Un intero ecosistema, praticamente integro, diventa sacrificabile per il bene superiore: con falde acquifere compromesse, danni alla fauna locale e antichi cactus spazzati via. Antichi cactus, peraltro, considerati dai nativi come la reincarnazione dei propri antenati. Ma si sa, i morti e le credenze religiose hanno valore solo se attengono al mainstream e nel compiere una valutazione politica bisogna tener conto del rapporto costi-benefici. Le tracce storico-paesaggistiche difficilmente fatturabili, in tal senso, possono scomparire senza troppi rimpianti: fermare i visitatori indesiderati d’oltreconfine rende di più dell’incentivare i visitatori desiderati.
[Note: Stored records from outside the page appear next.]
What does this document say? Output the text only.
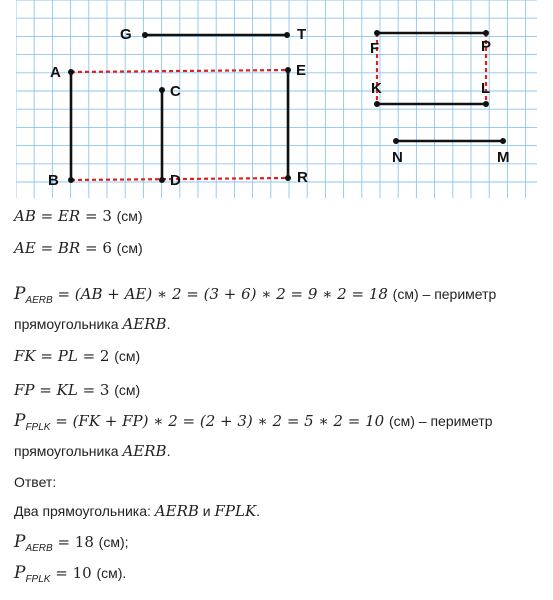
G	T
A	E
C
B	D	R
F	P
K	L
N	M
AB = ER = 3 (см)
AE = BR = 6 (см)
$P_{AERB} = (AB + AE)$ ∗ 2 = (3 + 6) ∗ 2 = 9 ∗ 2 = 18 (см) – периметр
прямоугольника AERB.
FK = PL = 2 (см)
FP = KL = 3 (см)
$P_{FPLK} = (FK + FP)$ ∗ 2 = (2 + 3) ∗ 2 = 5 ∗ 2 = 10 (см) – периметр
прямоугольника AERB.
Ответ:
Два прямоугольника: AERB и FPLK.
$P_{AERB} = 18$ (см);
$P_{FPLK} = 10$ (см).
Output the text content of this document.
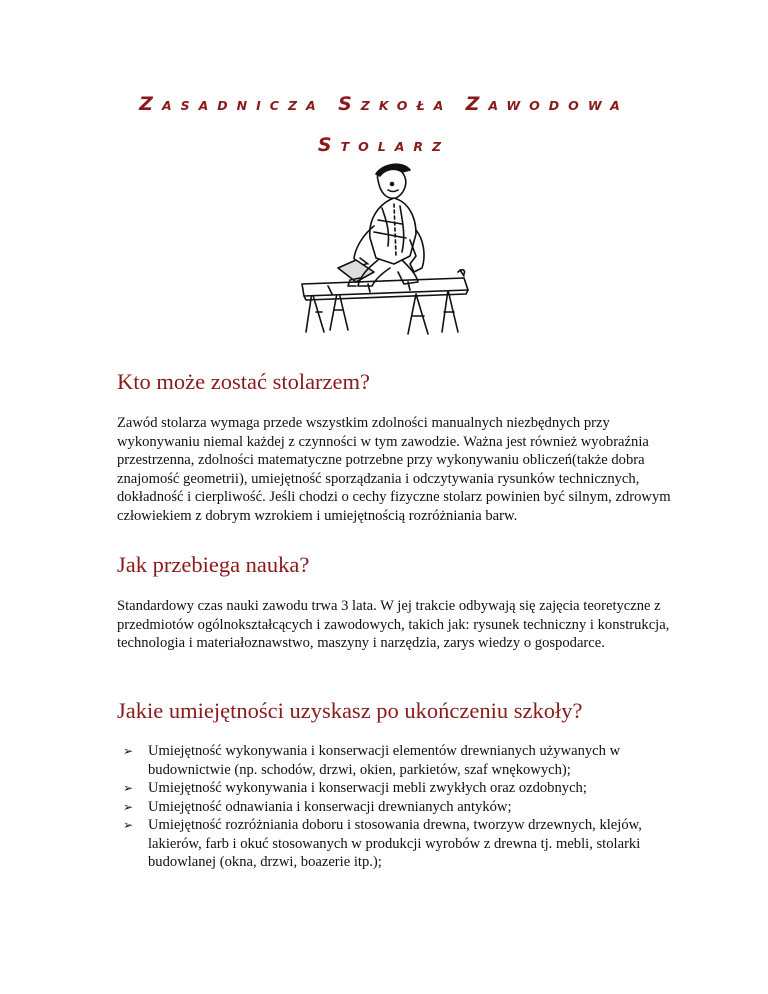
ZASADNICZA SZKOŁA ZAWODOWA
STOLARZ
Kto może zostać stolarzem?

Zawód stolarza wymaga przede wszystkim zdolności manualnych niezbędnych przy wykonywaniu niemal każdej z czynności w tym zawodzie. Ważna jest również wyobraźnia przestrzenna, zdolności matematyczne potrzebne przy wykonywaniu obliczeń(także dobra znajomość geometrii), umiejętność sporządzania i odczytywania rysunków technicznych, dokładność i cierpliwość. Jeśli chodzi o cechy fizyczne stolarz powinien być silnym, zdrowym człowiekiem z dobrym wzrokiem i umiejętnością rozróżniania barw.

Jak przebiega nauka?

Standardowy czas nauki zawodu trwa 3 lata. W jej trakcie odbywają się zajęcia teoretyczne z przedmiotów ogólnokształcących i zawodowych, takich jak: rysunek techniczny i konstrukcja, technologia i materiałoznawstwo, maszyny i narzędzia, zarys wiedzy o gospodarce.

Jakie umiejętności uzyskasz po ukończeniu szkoły?
➢ Umiejętność wykonywania i konserwacji elementów drewnianych używanych w budownictwie (np. schodów, drzwi, okien, parkietów, szaf wnękowych);
➢ Umiejętność wykonywania i konserwacji mebli zwykłych oraz ozdobnych;
➢ Umiejętność odnawiania i konserwacji drewnianych antyków;
➢ Umiejętność rozróżniania doboru i stosowania drewna, tworzyw drzewnych, klejów, lakierów, farb i okuć stosowanych w produkcji wyrobów z drewna tj. mebli, stolarki budowlanej (okna, drzwi, boazerie itp.);
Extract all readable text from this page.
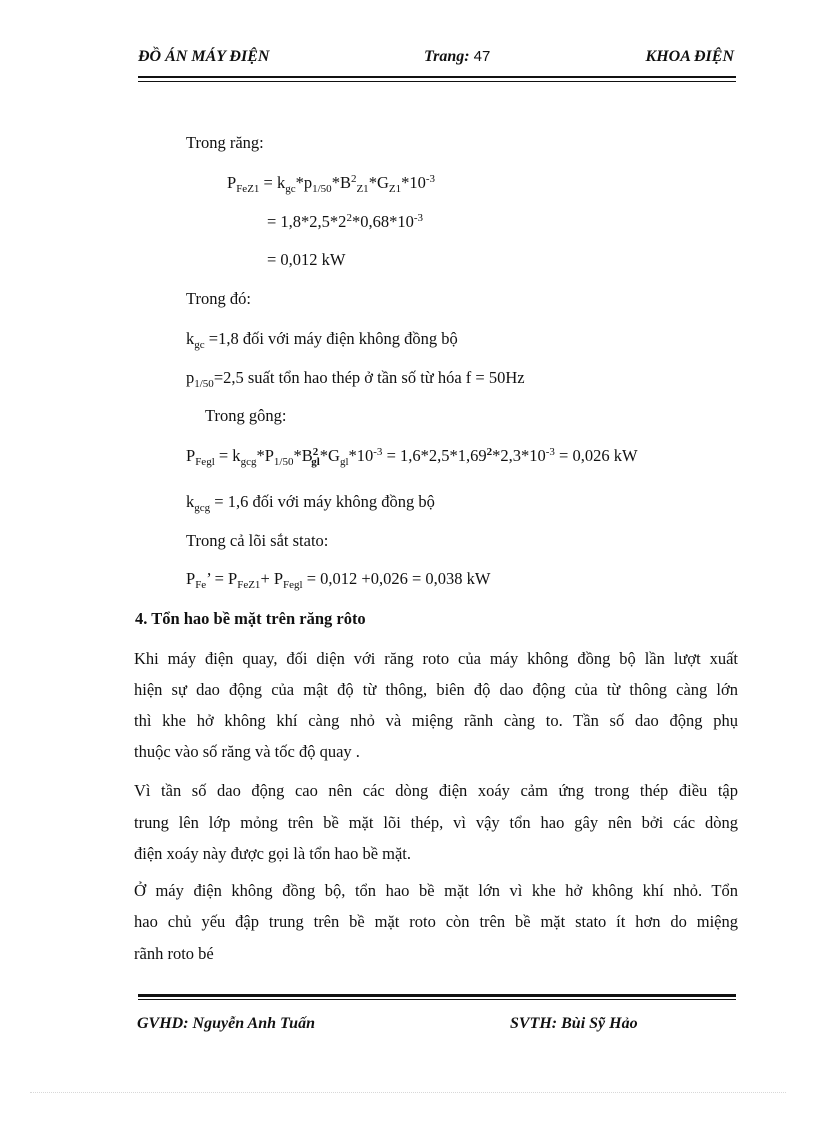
ĐỒ ÁN MÁY ĐIỆN	Trang: 47	KHOA ĐIỆN
Trong răng:
$P_{FeZ1} = k_{gc}*p_{1/50}*B^2_{Z1}*G_{Z1}*10^{-3}$
= $1,8*2,5*2^2*0,68*10^{-3}$
= 0,012 kW
Trong đó:
$k_{gc} =1,8$ đối với máy điện không đồng bộ
$p_{1/50}=2,5$ suất tổn hao thép ở tần số từ hóa f = 50Hz
Trong gông:
$P_{Fegl} = k_{gcg}*P_{1/50}*B^2_{gl}*G_{gl}*10^{-3} = 1,6*2,5*1,69^2*2,3*10^{-3} = 0,026$ kW
$k_{gcg} = 1,6$ đối với máy không đồng bộ
Trong cả lõi sắt stato:
$P_{Fe}$’ = $P_{FeZ1}+ P_{Fegl} = 0,012 +0,026 = 0,038$ kW
4. Tổn hao bề mặt trên răng rôto
Khi máy điện quay, đối diện với răng roto của máy không đồng bộ lần lượt xuất
hiện sự dao động của mật độ từ thông, biên độ dao động của từ thông càng lớn
thì khe hở không khí càng nhỏ và miệng rãnh càng to. Tần số dao động phụ
thuộc vào số răng và tốc độ quay .
Vì tần số dao động cao nên các dòng điện xoáy cảm ứng trong thép điều tập
trung lên lớp mỏng trên bề mặt lõi thép, vì vậy tổn hao gây nên bởi các dòng
điện xoáy này được gọi là tổn hao bề mặt.
Ở máy điện không đồng bộ, tổn hao bề mặt lớn vì khe hở không khí nhỏ. Tổn
hao chủ yếu đập trung trên bề mặt roto còn trên bề mặt stato ít hơn do miệng
rãnh roto bé
GVHD: Nguyễn Anh Tuấn	SVTH: Bùi Sỹ Hảo
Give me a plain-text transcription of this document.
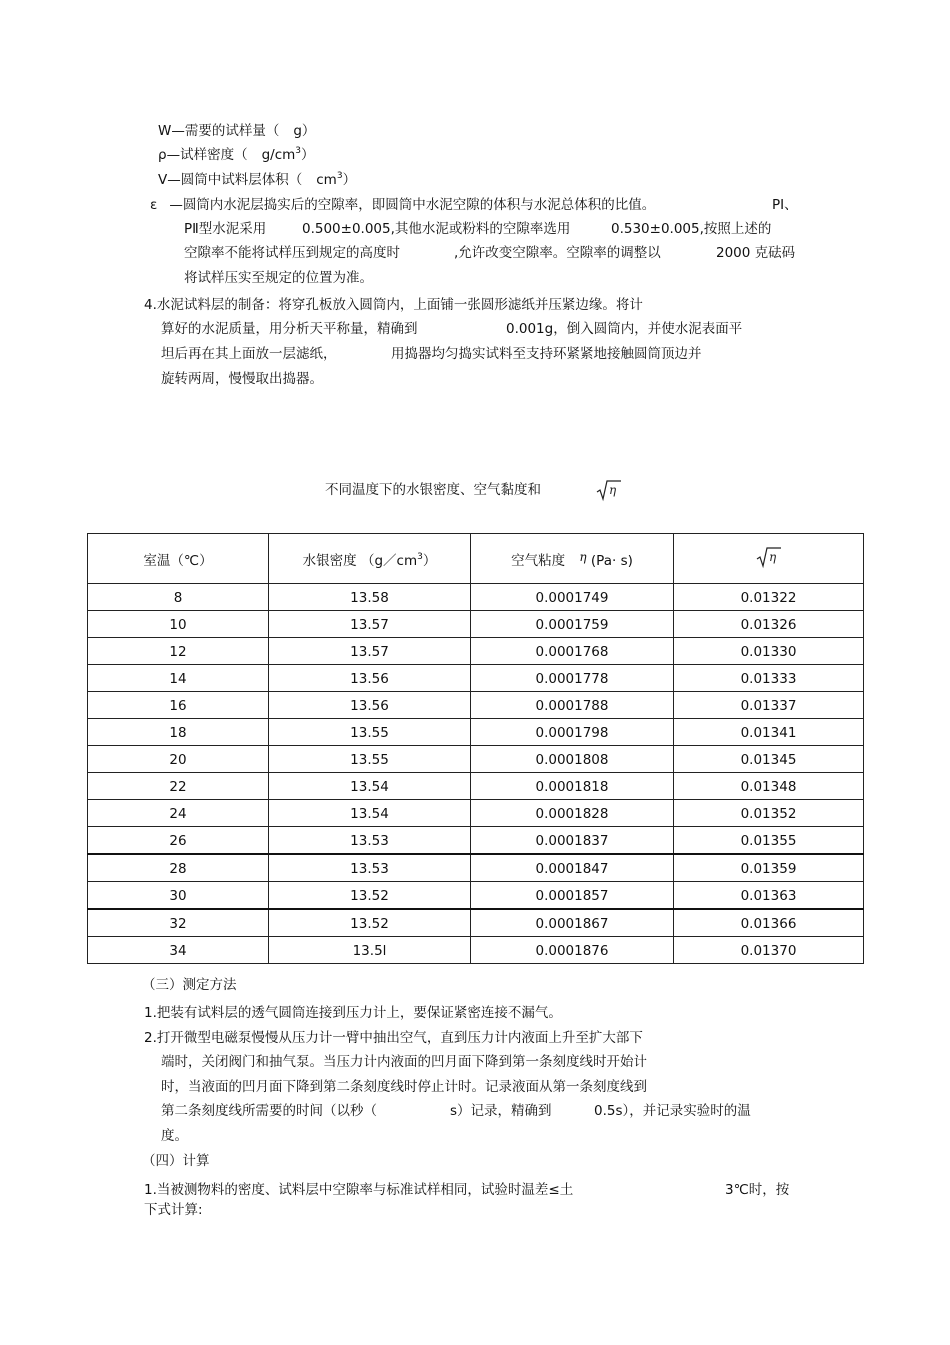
W—需要的试样量（ g）
ρ—试样密度（ $g/cm^3$）
V—圆筒中试料层体积（ $cm^3$）
ε —圆筒内水泥层捣实后的空隙率，即圆筒中水泥空隙的体积与水泥总体积的比值。	PⅠ、
PⅡ型水泥采用	0.500±0.005,其他水泥或粉料的空隙率选用	0.530±0.005,按照上述的
空隙率不能将试样压到规定的高度时	,允许改变空隙率。空隙率的调整以	2000 克砝码
将试样压实至规定的位置为准。
4.水泥试料层的制备：将穿孔板放入圆筒内，上面铺一张圆形滤纸并压紧边缘。将计
算好的水泥质量，用分析天平称量，精确到	0.001g，倒入圆筒内，并使水泥表面平
坦后再在其上面放一层滤纸，	用捣器均匀捣实试料至支持环紧紧地接触圆筒顶边并
旋转两周，慢慢取出捣器。
不同温度下的水银密度、空气黏度和	η
室温（℃）	水银密度 $(g/cm^3)$	空气粘度 η (Pa· s)	η

8	13.58	0.0001749	0.01322
10	13.57	0.0001759	0.01326
12	13.57	0.0001768	0.01330
14	13.56	0.0001778	0.01333
16	13.56	0.0001788	0.01337
18	13.55	0.0001798	0.01341
20	13.55	0.0001808	0.01345
22	13.54	0.0001818	0.01348
24	13.54	0.0001828	0.01352
26	13.53	0.0001837	0.01355
28	13.53	0.0001847	0.01359
30	13.52	0.0001857	0.01363
32	13.52	0.0001867	0.01366
34	13.5l	0.0001876	0.01370
（三）测定方法
1.把装有试料层的透气圆筒连接到压力计上，要保证紧密连接不漏气。
2.打开微型电磁泵慢慢从压力计一臂中抽出空气，直到压力计内液面上升至扩大部下
端时，关闭阀门和抽气泵。当压力计内液面的凹月面下降到第一条刻度线时开始计
时，当液面的凹月面下降到第二条刻度线时停止计时。记录液面从第一条刻度线到
第二条刻度线所需要的时间（以秒（	s）记录，精确到	0.5s），并记录实验时的温
度。
（四）计算
1.当被测物料的密度、试料层中空隙率与标准试样相同，试验时温差≤土	3℃时，按
下式计算:
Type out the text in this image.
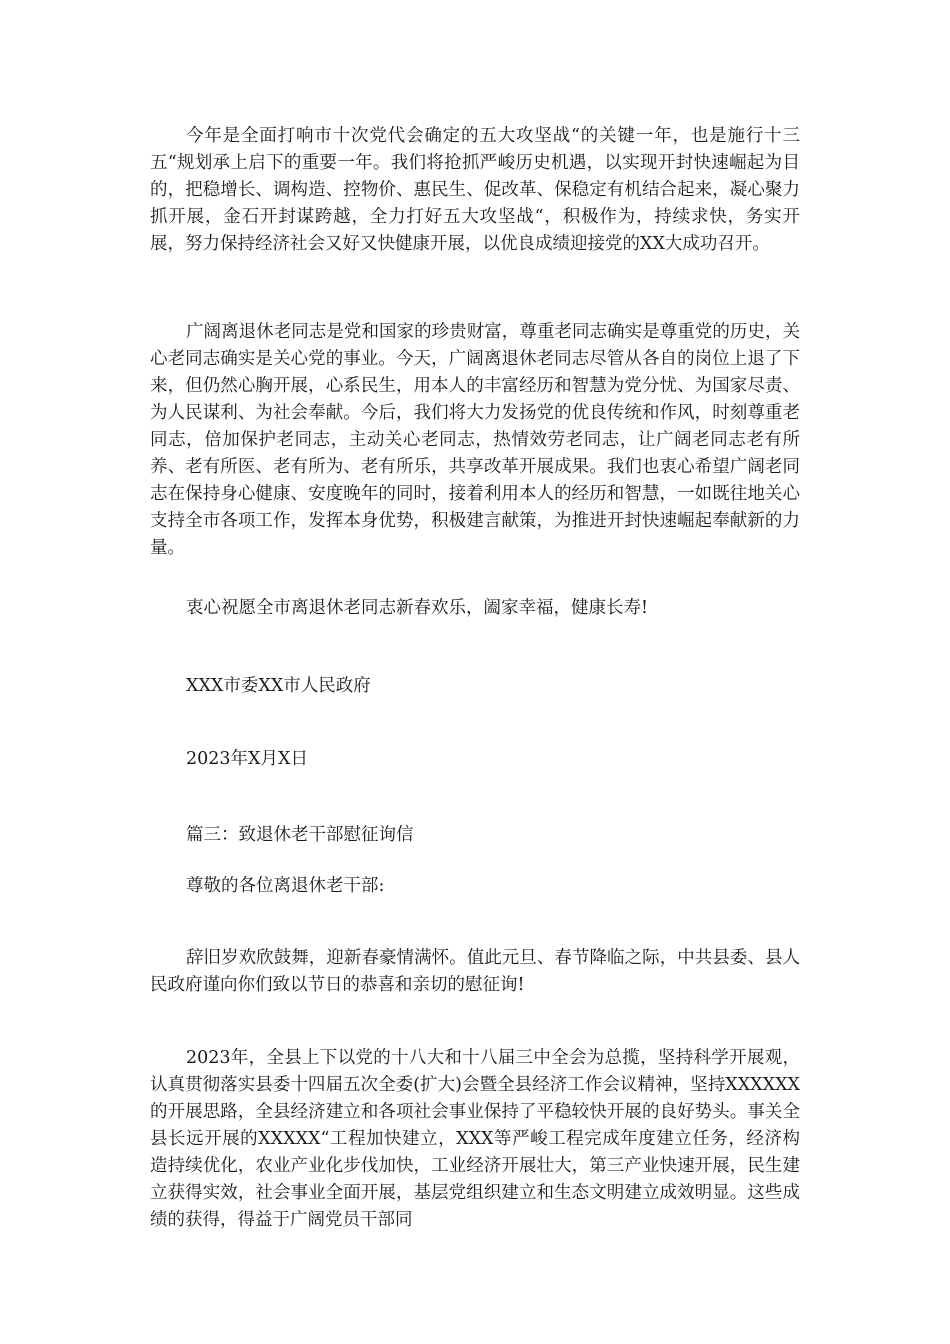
今年是全面打响市十次党代会确定的五大攻坚战“的关键一年，也是施行十三五“规划承上启下的重要一年。我们将抢抓严峻历史机遇，以实现开封快速崛起为目的，把稳增长、调构造、控物价、惠民生、促改革、保稳定有机结合起来，凝心聚力抓开展，金石开封谋跨越，全力打好五大攻坚战“，积极作为，持续求快，务实开展，努力保持经济社会又好又快健康开展，以优良成绩迎接党的XX大成功召开。

广阔离退休老同志是党和国家的珍贵财富，尊重老同志确实是尊重党的历史，关心老同志确实是关心党的事业。今天，广阔离退休老同志尽管从各自的岗位上退了下来，但仍然心胸开展，心系民生，用本人的丰富经历和智慧为党分忧、为国家尽责、为人民谋利、为社会奉献。今后，我们将大力发扬党的优良传统和作风，时刻尊重老同志，倍加保护老同志，主动关心老同志，热情效劳老同志，让广阔老同志老有所养、老有所医、老有所为、老有所乐，共享改革开展成果。我们也衷心希望广阔老同志在保持身心健康、安度晚年的同时，接着利用本人的经历和智慧，一如既往地关心支持全市各项工作，发挥本身优势，积极建言献策，为推进开封快速崛起奉献新的力量。

衷心祝愿全市离退休老同志新春欢乐，阖家幸福，健康长寿!

XXX市委XX市人民政府

2023年X月X日

篇三：致退休老干部慰征询信

尊敬的各位离退休老干部:

辞旧岁欢欣鼓舞，迎新春豪情满怀。值此元旦、春节降临之际，中共县委、县人民政府谨向你们致以节日的恭喜和亲切的慰征询!

2023年，全县上下以党的十八大和十八届三中全会为总揽，坚持科学开展观，认真贯彻落实县委十四届五次全委(扩大)会暨全县经济工作会议精神，坚持XXXXXX的开展思路，全县经济建立和各项社会事业保持了平稳较快开展的良好势头。事关全县长远开展的XXXXX“工程加快建立，XXX等严峻工程完成年度建立任务，经济构造持续优化，农业产业化步伐加快，工业经济开展壮大，第三产业快速开展，民生建立获得实效，社会事业全面开展，基层党组织建立和生态文明建立成效明显。这些成绩的获得，得益于广阔党员干部同
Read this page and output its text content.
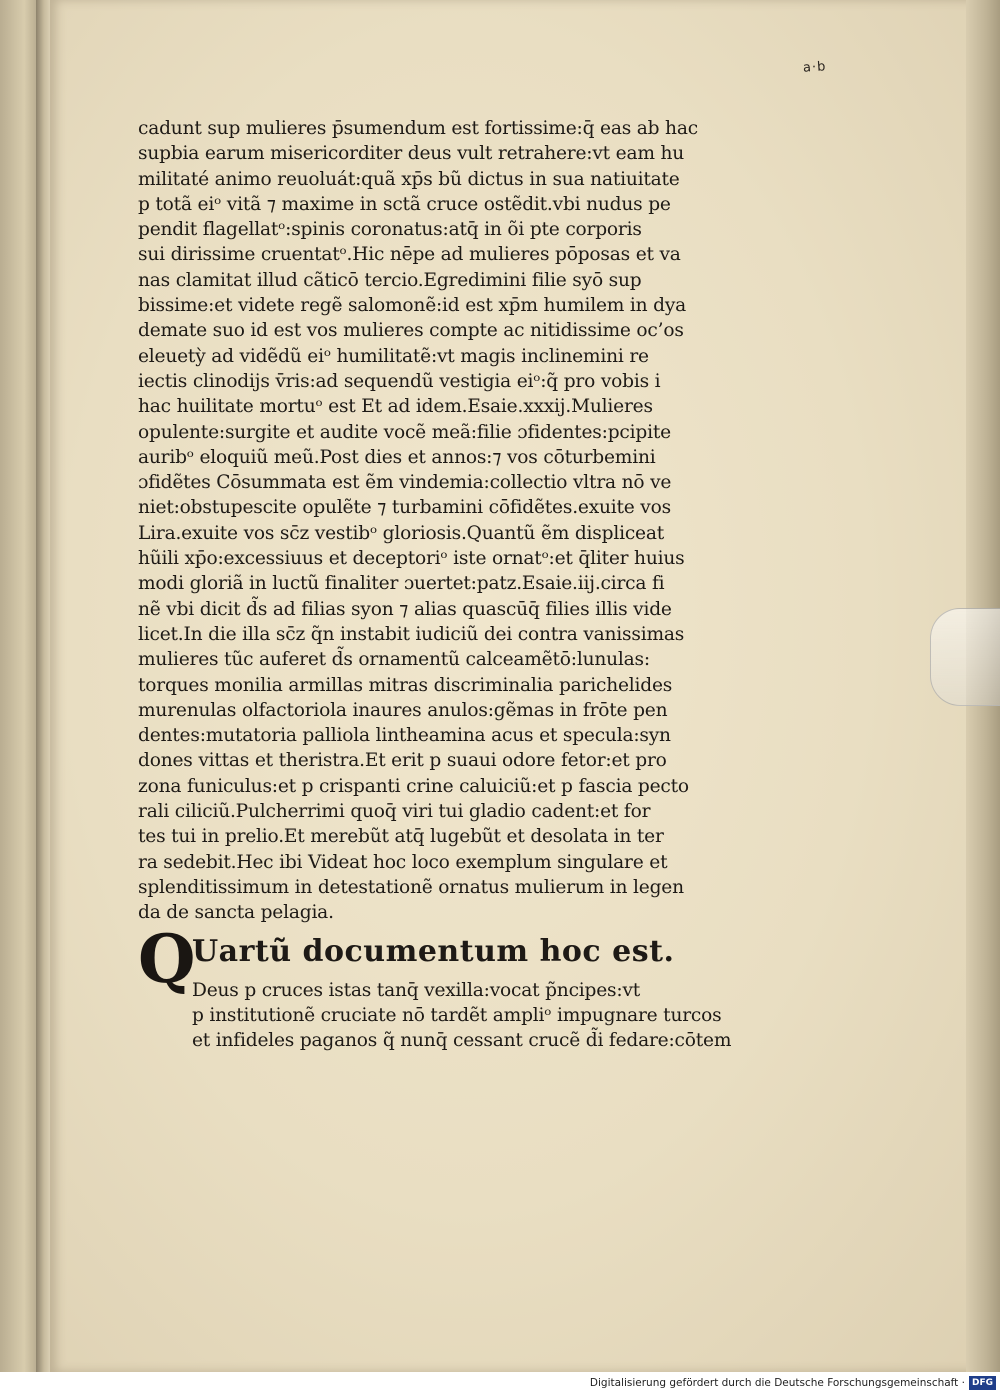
a·b
cadunt sup mulieres p̄sumendum est fortissime:q̄ eas ab hac
supbia earum misericorditer deus vult retrahere:vt eam hu
militaté animo reuoluát:quã xp̄s bũ dictus in sua natiuitate
p totã eiᵒ vitã ⁊ maxime in sctã cruce ostẽdit.vbi nudus pe
pendit flagellatᵒ:spinis coronatus:atq̄ in õi pte corporis
sui dirissime cruentatᵒ.Hic nēpe ad mulieres pōposas et va
nas clamitat illud cãticō tercio.Egredimini filie syō sup
bissime:et videte regẽ salomonẽ:id est xp̄m humilem in dya
demate suo id est vos mulieres compte ac nitidissime oc’os
eleuetỳ ad vidẽdũ eiᵒ humilitatẽ:vt magis inclinemini re
iectis clinodijs v̄ris:ad sequendũ vestigia eiᵒ:q̃ pro vobis i
hac huilitate mortuᵒ est Et ad idem.Esaie.xxxij.Mulieres
opulente:surgite et audite vocẽ meã:filie ɔfidentes:pcipite
auribᵒ eloquiũ meũ.Post dies et annos:⁊ vos cōturbemini
ɔfidẽtes Cōsummata est ẽm vindemia:collectio vltra nō ve
niet:obstupescite opulẽte ⁊ turbamini cōfidẽtes.exuite vos
Lira.exuite vos sc̄z vestibᵒ gloriosis.Quantũ ẽm displiceat
hũili xp̄o:excessiuus et deceptoriᵒ iste ornatᵒ:et q̄liter huius
modi gloriã in luctũ finaliter ɔuertet:patz.Esaie.iij.circa fi
nẽ vbi dicit d̃s ad filias syon ⁊ alias quascūq̄ filies illis vide
licet.In die illa sc̄z q̃n instabit iudiciũ dei contra vanissimas
mulieres tũc auferet d̃s ornamentũ calceamẽtō:lunulas:
torques monilia armillas mitras discriminalia parichelides
murenulas olfactoriola inaures anulos:gẽmas in frōte pen
dentes:mutatoria palliola lintheamina acus et specula:syn
dones vittas et theristra.Et erit p suaui odore fetor:et pro
zona funiculus:et p crispanti crine caluiciũ:et p fascia pecto
rali ciliciũ.Pulcherrimi quoq̄ viri tui gladio cadent:et for
tes tui in prelio.Et merebũt atq̄ lugebũt et desolata in ter
ra sedebit.Hec ibi Videat hoc loco exemplum singulare et
splenditissimum in detestationẽ ornatus mulierum in legen
da de sancta pelagia.
Q
Uartũ documentum hoc est.
Deus p cruces istas tanq̄ vexilla:vocat p̃ncipes:vt
p institutionẽ cruciate nō tardẽt ampliᵒ impugnare turcos
et infideles paganos q̃ nunq̄ cessant crucẽ d̃i fedare:cōtem
Digitalisierung gefördert durch die Deutsche Forschungsgemeinschaft · DFG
E rende di più perché il mercato elettorale, come ogni mercato, lo fa la domanda e quando il potere d’acquisto è irrisorio bisogna offrire merci che comportino costi contenuti, di largo accesso. L’investimento deve essere strategico. E se il sentiment diffuso è la paura, che non è mai generica, l’offerta deve sapere come intercettarlo, gettando uno sguardo ai possibili ricavi e alle tempistiche di incasso.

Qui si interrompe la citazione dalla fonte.